On generation, the most interesting thing I have seen in the last few years is Allam cycle plants* connecting to a grid; in theory they seem a brilliant idea, and I wish I could find news on progress of the plant that is meant to be being built on Teesside.
*The article has a pretty good description of the technology though a little buried in some not terribly helpful journalese.
Flyover – thank you. I’m not an engineer, I am a mathematician that is involved in planning, dispatching, and buying power for the grid. Buying as in buying from other generators or planning on building generating stations. Your point about battery storage is a good one. Meeting the capacity level and sustaining that over as little as 1 to 2 hours is insanely expensive.
Fraser Orr – Other commenters have talked about pumped storage, which is the gravity storage you were wondering about. It works, but it is inefficient, and is subject to environmental regulations. It is also limited geographically – it can’t be built just anywhere.

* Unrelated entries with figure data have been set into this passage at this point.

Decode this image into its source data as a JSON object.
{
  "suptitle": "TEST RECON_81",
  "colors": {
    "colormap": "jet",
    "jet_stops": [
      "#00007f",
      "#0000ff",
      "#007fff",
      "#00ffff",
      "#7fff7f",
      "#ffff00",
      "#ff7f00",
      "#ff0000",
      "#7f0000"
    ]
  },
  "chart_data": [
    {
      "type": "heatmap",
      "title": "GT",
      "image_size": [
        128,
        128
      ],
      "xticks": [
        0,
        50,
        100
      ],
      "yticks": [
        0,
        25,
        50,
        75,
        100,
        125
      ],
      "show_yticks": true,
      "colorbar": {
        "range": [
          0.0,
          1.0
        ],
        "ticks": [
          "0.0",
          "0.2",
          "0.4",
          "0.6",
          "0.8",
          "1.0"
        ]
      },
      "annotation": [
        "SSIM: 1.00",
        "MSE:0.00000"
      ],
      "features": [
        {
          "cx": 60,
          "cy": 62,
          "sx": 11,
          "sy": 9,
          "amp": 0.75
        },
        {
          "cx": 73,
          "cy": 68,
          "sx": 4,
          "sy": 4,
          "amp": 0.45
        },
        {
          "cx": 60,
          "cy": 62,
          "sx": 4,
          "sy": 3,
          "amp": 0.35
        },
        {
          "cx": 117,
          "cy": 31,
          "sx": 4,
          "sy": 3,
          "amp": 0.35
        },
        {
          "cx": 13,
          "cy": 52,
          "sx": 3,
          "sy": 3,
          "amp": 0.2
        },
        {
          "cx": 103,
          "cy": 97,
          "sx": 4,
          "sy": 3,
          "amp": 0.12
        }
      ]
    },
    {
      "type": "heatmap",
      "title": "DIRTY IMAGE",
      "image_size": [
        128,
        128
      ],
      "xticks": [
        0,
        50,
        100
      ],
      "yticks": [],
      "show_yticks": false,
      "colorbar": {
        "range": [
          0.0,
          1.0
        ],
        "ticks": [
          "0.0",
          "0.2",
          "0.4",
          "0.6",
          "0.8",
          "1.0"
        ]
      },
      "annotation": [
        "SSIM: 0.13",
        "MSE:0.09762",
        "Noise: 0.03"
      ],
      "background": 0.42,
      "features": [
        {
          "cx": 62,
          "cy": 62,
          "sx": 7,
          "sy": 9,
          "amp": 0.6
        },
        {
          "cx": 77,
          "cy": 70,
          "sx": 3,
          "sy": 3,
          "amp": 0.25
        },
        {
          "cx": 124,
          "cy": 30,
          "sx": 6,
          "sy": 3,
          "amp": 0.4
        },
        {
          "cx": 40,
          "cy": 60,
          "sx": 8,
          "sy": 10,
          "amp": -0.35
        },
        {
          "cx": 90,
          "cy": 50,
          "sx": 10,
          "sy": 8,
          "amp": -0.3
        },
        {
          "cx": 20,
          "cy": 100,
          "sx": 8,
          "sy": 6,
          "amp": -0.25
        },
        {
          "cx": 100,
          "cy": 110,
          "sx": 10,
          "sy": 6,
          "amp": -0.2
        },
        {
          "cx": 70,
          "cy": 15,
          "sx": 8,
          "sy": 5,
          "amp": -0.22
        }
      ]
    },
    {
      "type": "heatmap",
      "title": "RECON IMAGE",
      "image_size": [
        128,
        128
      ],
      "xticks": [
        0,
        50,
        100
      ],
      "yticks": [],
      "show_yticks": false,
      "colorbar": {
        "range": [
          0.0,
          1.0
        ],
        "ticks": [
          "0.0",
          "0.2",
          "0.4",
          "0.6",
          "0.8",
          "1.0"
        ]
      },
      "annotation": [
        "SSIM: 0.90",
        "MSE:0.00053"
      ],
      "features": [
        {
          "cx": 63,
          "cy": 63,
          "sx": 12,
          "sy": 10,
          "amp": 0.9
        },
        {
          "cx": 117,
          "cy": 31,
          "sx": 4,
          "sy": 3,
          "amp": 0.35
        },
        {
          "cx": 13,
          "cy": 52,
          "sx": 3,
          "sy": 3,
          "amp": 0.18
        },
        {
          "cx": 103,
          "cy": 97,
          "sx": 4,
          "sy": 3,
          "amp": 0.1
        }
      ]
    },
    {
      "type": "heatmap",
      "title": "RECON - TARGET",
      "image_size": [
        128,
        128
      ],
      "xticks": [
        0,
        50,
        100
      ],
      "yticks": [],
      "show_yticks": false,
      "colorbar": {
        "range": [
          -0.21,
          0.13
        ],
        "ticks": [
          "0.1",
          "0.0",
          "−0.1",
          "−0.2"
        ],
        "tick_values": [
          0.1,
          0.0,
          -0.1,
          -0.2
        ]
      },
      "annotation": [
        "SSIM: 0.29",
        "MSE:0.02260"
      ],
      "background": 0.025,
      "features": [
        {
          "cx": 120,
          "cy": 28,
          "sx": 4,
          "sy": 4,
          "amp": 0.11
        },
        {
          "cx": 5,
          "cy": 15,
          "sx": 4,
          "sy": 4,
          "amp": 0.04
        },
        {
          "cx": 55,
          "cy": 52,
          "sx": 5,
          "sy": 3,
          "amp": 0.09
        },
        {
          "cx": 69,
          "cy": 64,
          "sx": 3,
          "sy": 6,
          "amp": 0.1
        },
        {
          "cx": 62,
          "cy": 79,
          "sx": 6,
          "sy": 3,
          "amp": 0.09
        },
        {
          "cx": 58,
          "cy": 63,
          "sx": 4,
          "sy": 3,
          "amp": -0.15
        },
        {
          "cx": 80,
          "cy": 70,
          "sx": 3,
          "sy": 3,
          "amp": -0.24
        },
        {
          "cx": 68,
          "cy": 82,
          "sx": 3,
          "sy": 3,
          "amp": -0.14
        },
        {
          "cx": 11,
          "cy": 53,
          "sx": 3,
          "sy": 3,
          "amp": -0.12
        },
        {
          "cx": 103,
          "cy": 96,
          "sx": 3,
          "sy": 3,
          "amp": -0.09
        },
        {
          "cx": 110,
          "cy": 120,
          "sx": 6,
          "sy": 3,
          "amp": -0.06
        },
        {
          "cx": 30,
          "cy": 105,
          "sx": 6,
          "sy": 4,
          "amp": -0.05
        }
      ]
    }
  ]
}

Johnathan Pearce – Sabotage – there are people who try to steal copper from transmission and distribution lines, and from transformers. Then there are people who will try to actually destroy the grid, shooting at transformers, trying to wreck utility poles, or blow up transformer yards. Lead time on replacing transformers is 1 to 2 years. Making your grid less robust just makes any damage that much worse. I would like to know the extent of the damage to the Spanish grid, but I think it will not be released to the news until months or years from now.
Even if the satellite image is fake…it might be useful! Consider it an illustration. And yes, “Net Zero Blackout” is great marketing!
Have there been any deaths attributed to this power outage? If so, let’s call them “Net Zero Blackout Deaths”. Disruption to the food supply (was power out long enough for grocery store refrigeration to fail (exceeded its backup power)? The post-mortem would be very informative but as others have said, whatever is known won’t be released for a long time. And a lot won’t be known because the powers that be don’t want to know.
Given the Kettering Town Council election result, all but one of the elected Councillors now a Green Party member, and the sole Conservative Party councilor rather sympathetic to their concerns, it would appear that the public look at the picture that Perry shows us and think…..
“Yes – that is what we want here! Long live Death!”
However, that would be to make the FALSE assumption that people vote on the basis of policy – and some (some) people have told me (quite openly – they are proud of the fact) that they oppose thought and vote on the basis of feelings.
There is nothing I can say or do to counter that.